I’ve been at Readers.com for a little over five years now. I joined originally as an Email Lead and worked my way up to the Director of Performance Marketing after a few years. My team focuses on Google PPC, affiliate marketing, email marketing, TV, R&D of new revenue channels, display marketing, and Amazon/Walmart marketplaces.
Prior to Readers, I worked at Marsh Supermarkets as a Marketing Manager where we used a lot of traditional marketing methods. I was actually hired at Readers.com because they wanted a person with some traditional marketing experience to join a digital team and teach them how larger companies approached “old-school” marketing. Our former CEO, Randy Stocklin, provided invaluable mentorship in the digital marketing space to pivot my career.
How do you approach customer acquisition at Readers.com and what channels (social, search, TV, etc.) do you primarily use?
In many ways, we’re a data company just like Tatari. We were one of Domo’s first clients so we have thousands of dashboards and history on everything that’s happened in the company. We focus on customer LTV, customer acquisition cost (CAC) numbers, ROAS, and repeat rates. All of these metrics help us determine what we can afford in order to bring in new customers.
Each channel we use has its own purpose in the overall atmosphere to pull together a long term sustainable business that grows and is profitable. We allow TV and Facebook to live in the CAC world, focused on first-time customers, and try to understand more of the big picture. Other channels then drive profit immediately to balance the portfolio.
How do you measure TV’s effectiveness at Readers.com?
Until we got to Tatari, we weren’t 100% sure how effectively we were doing TV, but we knew in a conservative bubble that TV was working since we were growing and were profitable. Our prior agency had originally suggested we use survey responses, coupon codes, and Google keywords like “Readers.com TV” to track the response to our commercials, but the results weren’t panning out for us. Going back to the drawing board internally, I partnered with Tim Klausmeier, our Senior Director of Business Intelligence to see what we could think up. He really unlocked it for Readers by thinking to look at the people who don’t answer the survey. For example, if 30% of respondents say they saw us on TV, then we can logically assume that 30% of people who don’t bother to answer the survey are from TV as well. This methodology proved surprisingly effective.
For most weeks, especially during COVID, we were in lockstep with Tatari’s numbers. In general, we were within a dollar or two for CAC. We’ve been able to prove out that Tatari is more effective than our prior agency using the same baseline attribution. That’s allowed us to spend a whole lot more every week which has been a big win in growing the company.

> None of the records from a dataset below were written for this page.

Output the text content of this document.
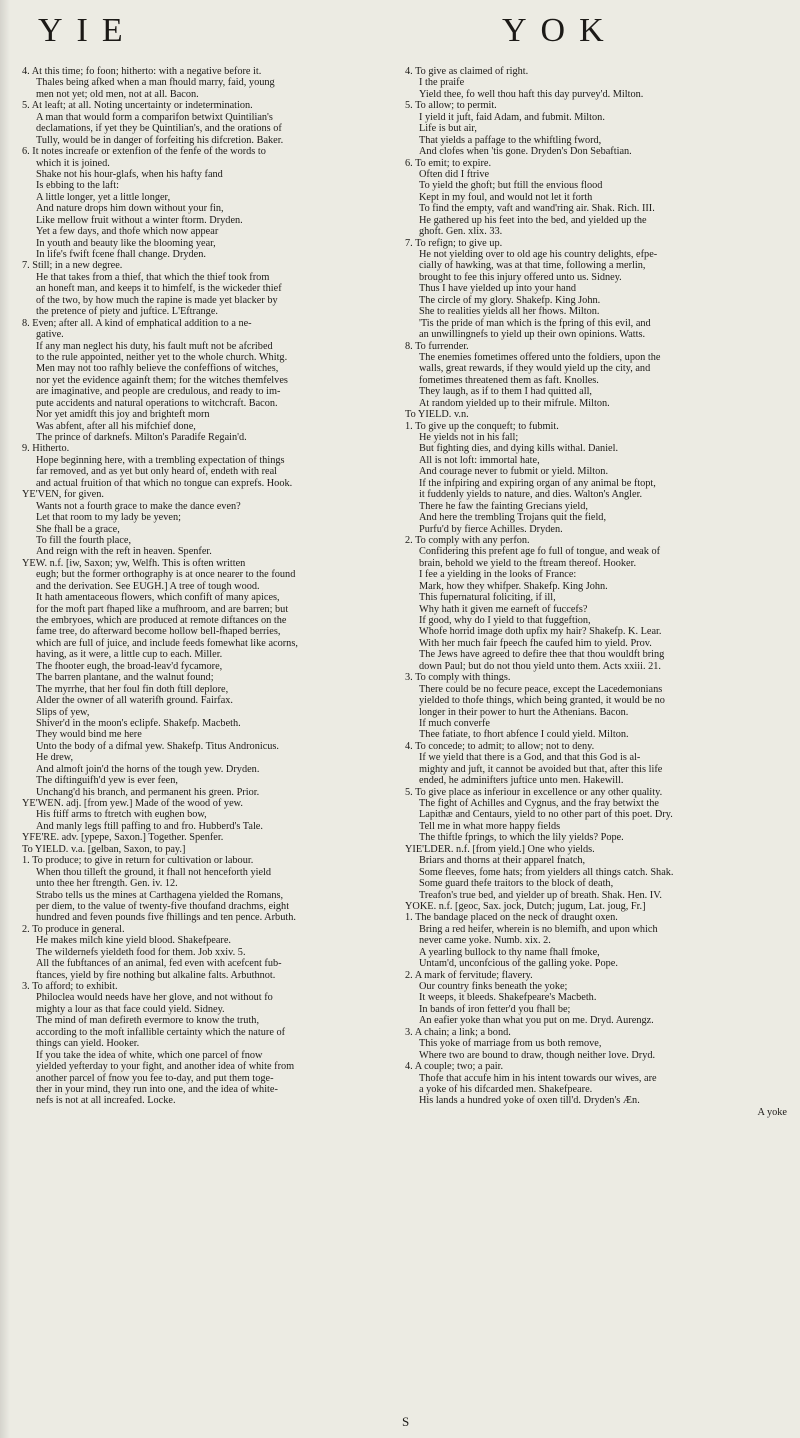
YIE	YOK
4. At this time; fo foon; hitherto: with a negative before it.
Thales being afked when a man fhould marry, faid, young
men not yet; old men, not at all. Bacon.
5. At leaft; at all. Noting uncertainty or indetermination.
A man that would form a comparifon betwixt Quintilian's
declamations, if yet they be Quintilian's, and the orations of
Tully, would be in danger of forfeiting his difcretion. Baker.
6. It notes increafe or extenfion of the fenfe of the words to
which it is joined.
Shake not his hour-glafs, when his hafty fand
Is ebbing to the laft:
A little longer, yet a little longer,
And nature drops him down without your fin,
Like mellow fruit without a winter ftorm. Dryden.
Yet a few days, and thofe which now appear
In youth and beauty like the blooming year,
In life's fwift fcene fhall change. Dryden.
7. Still; in a new degree.
He that takes from a thief, that which the thief took from
an honeft man, and keeps it to himfelf, is the wickeder thief
of the two, by how much the rapine is made yet blacker by
the pretence of piety and juftice. L'Eftrange.
8. Even; after all. A kind of emphatical addition to a ne-
gative.
If any man neglect his duty, his fault muft not be afcribed
to the rule appointed, neither yet to the whole church. Whitg.
Men may not too rafhly believe the confeffions of witches,
nor yet the evidence againft them; for the witches themfelves
are imaginative, and people are credulous, and ready to im-
pute accidents and natural operations to witchcraft. Bacon.
Nor yet amidft this joy and brighteft morn
Was abfent, after all his mifchief done,
The prince of darknefs. Milton's Paradife Regain'd.
9. Hitherto.
Hope beginning here, with a trembling expectation of things
far removed, and as yet but only heard of, endeth with real
and actual fruition of that which no tongue can exprefs. Hook.
YE'VEN, for given.
Wants not a fourth grace to make the dance even?
Let that room to my lady be yeven;
She fhall be a grace,
To fill the fourth place,
And reign with the reft in heaven. Spenfer.
YEW. n.f. [iw, Saxon; yw, Welfh. This is often written
eugh; but the former orthography is at once nearer to the found
and the derivation. See EUGH.] A tree of tough wood.
It hath amentaceous flowers, which confift of many apices,
for the moft part fhaped like a mufhroom, and are barren; but
the embryoes, which are produced at remote diftances on the
fame tree, do afterward become hollow bell-fhaped berries,
which are full of juice, and include feeds fomewhat like acorns,
having, as it were, a little cup to each. Miller.
The fhooter eugh, the broad-leav'd fycamore,
The barren plantane, and the walnut found;
The myrrhe, that her foul fin doth ftill deplore,
Alder the owner of all waterifh ground. Fairfax.
Slips of yew,
Shiver'd in the moon's eclipfe. Shakefp. Macbeth.
They would bind me here
Unto the body of a difmal yew. Shakefp. Titus Andronicus.
He drew,
And almoft join'd the horns of the tough yew. Dryden.
The diftinguifh'd yew is ever feen,
Unchang'd his branch, and permanent his green. Prior.
YE'WEN. adj. [from yew.] Made of the wood of yew.
His ftiff arms to ftretch with eughen bow,
And manly legs ftill paffing to and fro. Hubberd's Tale.
YFE'RE. adv. [ypepe, Saxon.] Together. Spenfer.
To YIELD. v.a. [gelban, Saxon, to pay.]
1. To produce; to give in return for cultivation or labour.
When thou tilleft the ground, it fhall not henceforth yield
unto thee her ftrength. Gen. iv. 12.
Strabo tells us the mines at Carthagena yielded the Romans,
per diem, to the value of twenty-five thoufand drachms, eight
hundred and feven pounds five fhillings and ten pence. Arbuth.
2. To produce in general.
He makes milch kine yield blood. Shakefpeare.
The wildernefs yieldeth food for them. Job xxiv. 5.
All the fubftances of an animal, fed even with acefcent fub-
ftances, yield by fire nothing but alkaline falts. Arbuthnot.
3. To afford; to exhibit.
Philoclea would needs have her glove, and not without fo
mighty a lour as that face could yield. Sidney.
The mind of man defireth evermore to know the truth,
according to the moft infallible certainty which the nature of
things can yield. Hooker.
If you take the idea of white, which one parcel of fnow
yielded yefterday to your fight, and another idea of white from
another parcel of fnow you fee to-day, and put them toge-
ther in your mind, they run into one, and the idea of white-
nefs is not at all increafed. Locke.
4. To give as claimed of right.
I the praife
Yield thee, fo well thou haft this day purvey'd. Milton.
5. To allow; to permit.
I yield it juft, faid Adam, and fubmit. Milton.
Life is but air,
That yields a paffage to the whiftling fword,
And clofes when 'tis gone. Dryden's Don Sebaftian.
6. To emit; to expire.
Often did I ftrive
To yield the ghoft; but ftill the envious flood
Kept in my foul, and would not let it forth
To find the empty, vaft and wand'ring air. Shak. Rich. III.
He gathered up his feet into the bed, and yielded up the
ghoft. Gen. xlix. 33.
7. To refign; to give up.
He not yielding over to old age his country delights, efpe-
cially of hawking, was at that time, following a merlin,
brought to fee this injury offered unto us. Sidney.
Thus I have yielded up into your hand
The circle of my glory. Shakefp. King John.
She to realities yields all her fhows. Milton.
'Tis the pride of man which is the fpring of this evil, and
an unwillingnefs to yield up their own opinions. Watts.
8. To furrender.
The enemies fometimes offered unto the foldiers, upon the
walls, great rewards, if they would yield up the city, and
fometimes threatened them as faft. Knolles.
They laugh, as if to them I had quitted all,
At random yielded up to their mifrule. Milton.
To YIELD. v.n.
1. To give up the conqueft; to fubmit.
He yields not in his fall;
But fighting dies, and dying kills withal. Daniel.
All is not loft: immortal hate,
And courage never to fubmit or yield. Milton.
If the infpiring and expiring organ of any animal be ftopt,
it fuddenly yields to nature, and dies. Walton's Angler.
There he faw the fainting Grecians yield,
And here the trembling Trojans quit the field,
Purfu'd by fierce Achilles. Dryden.
2. To comply with any perfon.
Confidering this prefent age fo full of tongue, and weak of
brain, behold we yield to the ftream thereof. Hooker.
I fee a yielding in the looks of France:
Mark, how they whifper. Shakefp. King John.
This fupernatural foliciting, if ill,
Why hath it given me earneft of fuccefs?
If good, why do I yield to that fuggeftion,
Whofe horrid image doth upfix my hair? Shakefp. K. Lear.
With her much fair fpeech fhe caufed him to yield. Prov.
The Jews have agreed to defire thee that thou wouldft bring
down Paul; but do not thou yield unto them. Acts xxiii. 21.
3. To comply with things.
There could be no fecure peace, except the Lacedemonians
yielded to thofe things, which being granted, it would be no
longer in their power to hurt the Athenians. Bacon.
If much converfe
Thee fatiate, to fhort abfence I could yield. Milton.
4. To concede; to admit; to allow; not to deny.
If we yield that there is a God, and that this God is al-
mighty and juft, it cannot be avoided but that, after this life
ended, he adminifters juftice unto men. Hakewill.
5. To give place as inferiour in excellence or any other quality.
The fight of Achilles and Cygnus, and the fray betwixt the
Lapithæ and Centaurs, yield to no other part of this poet. Dry.
Tell me in what more happy fields
The thiftle fprings, to which the lily yields? Pope.
YIE'LDER. n.f. [from yield.] One who yields.
Briars and thorns at their apparel fnatch,
Some fleeves, fome hats; from yielders all things catch. Shak.
Some guard thefe traitors to the block of death,
Treafon's true bed, and yielder up of breath. Shak. Hen. IV.
YOKE. n.f. [geoc, Sax. jock, Dutch; jugum, Lat. joug, Fr.]
1. The bandage placed on the neck of draught oxen.
Bring a red heifer, wherein is no blemifh, and upon which
never came yoke. Numb. xix. 2.
A yearling bullock to thy name fhall fmoke,
Untam'd, unconfcious of the galling yoke. Pope.
2. A mark of fervitude; flavery.
Our country finks beneath the yoke;
It weeps, it bleeds. Shakefpeare's Macbeth.
In bands of iron fetter'd you fhall be;
An eafier yoke than what you put on me. Dryd. Aurengz.
3. A chain; a link; a bond.
This yoke of marriage from us both remove,
Where two are bound to draw, though neither love. Dryd.
4. A couple; two; a pair.
Thofe that accufe him in his intent towards our wives, are
a yoke of his difcarded men. Shakefpeare.
His lands a hundred yoke of oxen till'd. Dryden's Æn.
A yoke
S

You mentioned you worked with an agency prior to Tatari. Can you talk about some of the differences between the two?
Tatari is our 3rd partner we’ve tried TV with. The first two agencies we worked with fell short when it came to data and that prevents a company like ours from being able to scale the business.

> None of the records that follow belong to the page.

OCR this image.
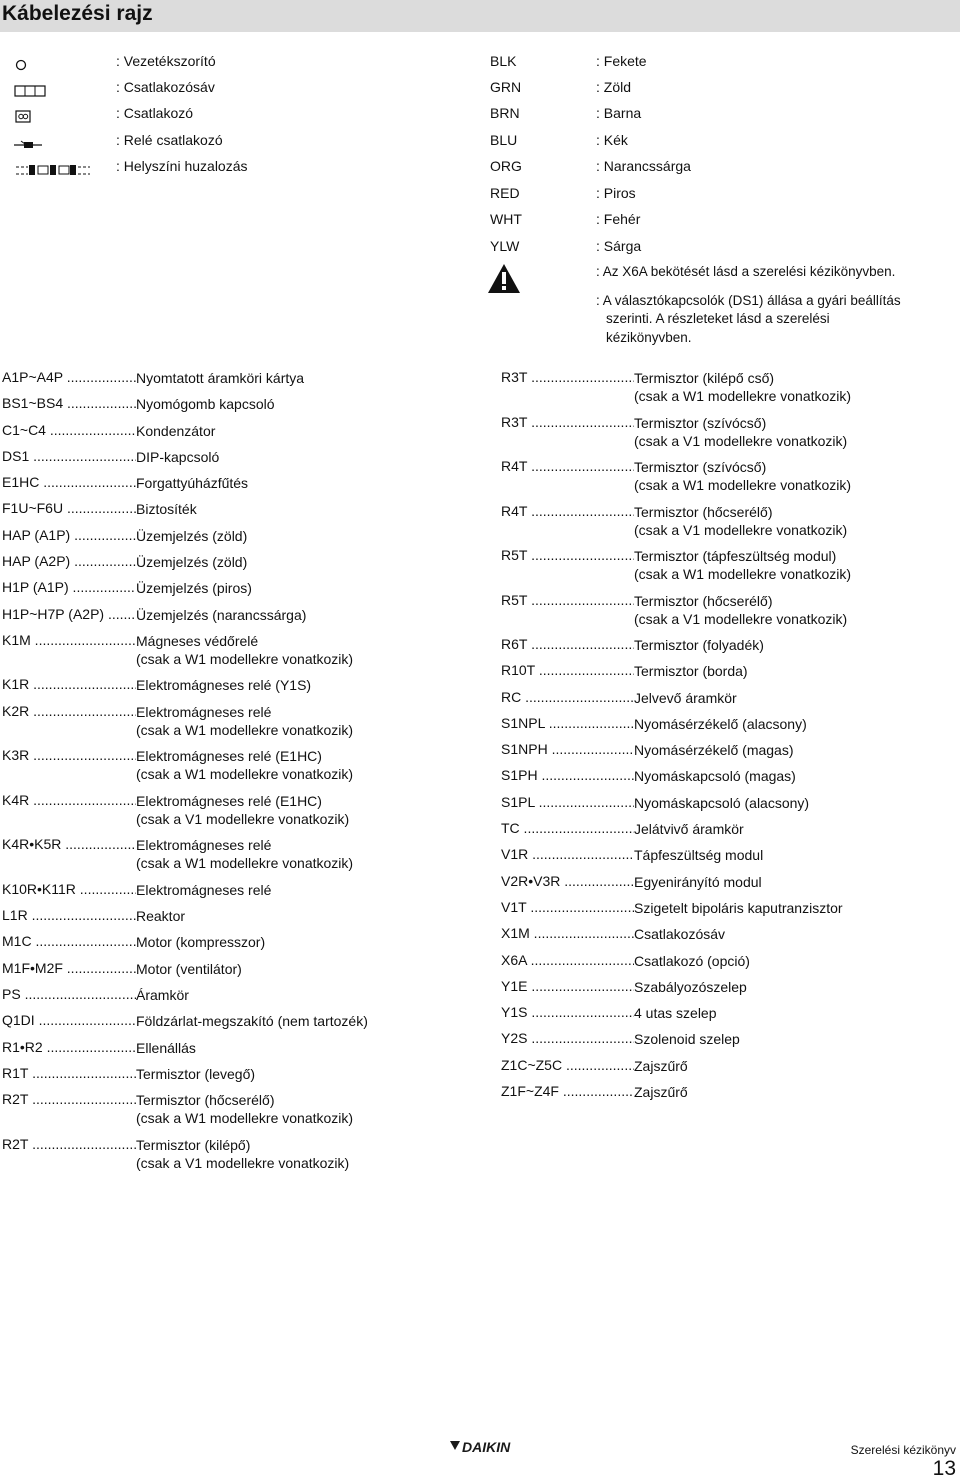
Kábelezési rajz
: Vezetékszorító
: Csatlakozósáv
: Csatlakozó
: Relé csatlakozó
: Helyszíni huzalozás
BLK	: Fekete
GRN	: Zöld
BRN	: Barna
BLU	: Kék
ORG	: Narancssárga
RED	: Piros
WHT	: Fehér
YLW	: Sárga
: Az X6A bekötését lásd a szerelési kézikönyvben.
: A választókapcsolók (DS1) állása a gyári beállítás
szerinti. A részleteket lásd a szerelési
kézikönyvben.
A1P~A4P .....	Nyomtatott áramköri kártya
BS1~BS4 .....	Nyomógomb kapcsoló
C1~C4 .....	Kondenzátor
DS1 .....	DIP-kapcsoló
E1HC .....	Forgattyúházfűtés
F1U~F6U .....	Biztosíték
HAP (A1P) .....	Üzemjelzés (zöld)
HAP (A2P) .....	Üzemjelzés (zöld)
H1P (A1P) .....	Üzemjelzés (piros)
H1P~H7P (A2P) .....	Üzemjelzés (narancssárga)
K1M .....	Mágneses védőrelé
(csak a W1 modellekre vonatkozik)
K1R .....	Elektromágneses relé (Y1S)
K2R .....	Elektromágneses relé
(csak a W1 modellekre vonatkozik)
K3R .....	Elektromágneses relé (E1HC)
(csak a W1 modellekre vonatkozik)
K4R .....	Elektromágneses relé (E1HC)
(csak a V1 modellekre vonatkozik)
K4R•K5R .....	Elektromágneses relé
(csak a W1 modellekre vonatkozik)
K10R•K11R .....	Elektromágneses relé
L1R .....	Reaktor
M1C .....	Motor (kompresszor)
M1F•M2F .....	Motor (ventilátor)
PS .....	Áramkör
Q1DI .....	Földzárlat-megszakító (nem tartozék)
R1•R2 .....	Ellenállás
R1T .....	Termisztor (levegő)
R2T .....	Termisztor (hőcserélő)
(csak a W1 modellekre vonatkozik)
R2T .....	Termisztor (kilépő)
(csak a V1 modellekre vonatkozik)
R3T .....	Termisztor (kilépő cső)
(csak a W1 modellekre vonatkozik)
R3T .....	Termisztor (szívócső)
(csak a V1 modellekre vonatkozik)
R4T .....	Termisztor (szívócső)
(csak a W1 modellekre vonatkozik)
R4T .....	Termisztor (hőcserélő)
(csak a V1 modellekre vonatkozik)
R5T .....	Termisztor (tápfeszültség modul)
(csak a W1 modellekre vonatkozik)
R5T .....	Termisztor (hőcserélő)
(csak a V1 modellekre vonatkozik)
R6T .....	Termisztor (folyadék)
R10T .....	Termisztor (borda)
RC .....	Jelvevő áramkör
S1NPL .....	Nyomásérzékelő (alacsony)
S1NPH .....	Nyomásérzékelő (magas)
S1PH .....	Nyomáskapcsoló (magas)
S1PL .....	Nyomáskapcsoló (alacsony)
TC .....	Jelátvivő áramkör
V1R .....	Tápfeszültség modul
V2R•V3R .....	Egyenirányító modul
V1T .....	Szigetelt bipoláris kaputranzisztor
X1M .....	Csatlakozósáv
X6A .....	Csatlakozó (opció)
Y1E .....	Szabályozószelep
Y1S .....	4 utas szelep
Y2S .....	Szolenoid szelep
Z1C~Z5C .....	Zajszűrő
Z1F~Z4F .....	Zajszűrő
DAIKIN	Szerelési kézikönyv
13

That was the beauty of moving to Tatari. I needed year over year growth, not just stability. Coming from a black box program we really had nothing to bring to the table so we spent the first quarter with Tatari getting off the ground, but by month 3 we saw it take off and realized we had a winner.
How has TV affected the business in general?
TV brought in such a strong wave of new customers for us. We went from growing at a steady, moderate pace to exponentially growing and realizing that we had unlocked something big here. TV is definitely one of the points that got us acquired in 2018.
Has your perception of TV changed since launching successful campaigns?
I always thought there might be limits to where TV can take us and what I’m realizing is if your timing is right and you have the budget available, then you can really keep growing your TV program. There isn’t necessarily a true cap. If you’re willing to test the channels in the first place and pay that CAC price upfront to learn where you will perform best in the long run, then you really can spend a whole lot more on TV (more than we were really giving it credit for).
Are there any important lessons you’d advise people who are new to TV advertising?
The crazy thing about our commercial that most people probably wouldn’t guess is that it was homegrown in our building. We had a videographer on our team, used Voice Bunny to test different voiceovers, and we spent less than $5k to produce it. We’ve now put around $7 million behind a $5k commercial.
A lot of people want to go out and say, “I need that $50k commercial right off the bat.” I’d advise people to be scrappy with creative production so you can use that $50k to test different channels and programs.
Do you see TV as being a big component of the business as you go forward, or are you planning to do it equally as much as other channels?
TV is absolutely one of the cornerstones of our program. Without it, we wouldn’t be growing. There are just too many new customers, and that doesn’t even cover the brand effect, that people recognize Readers.com now.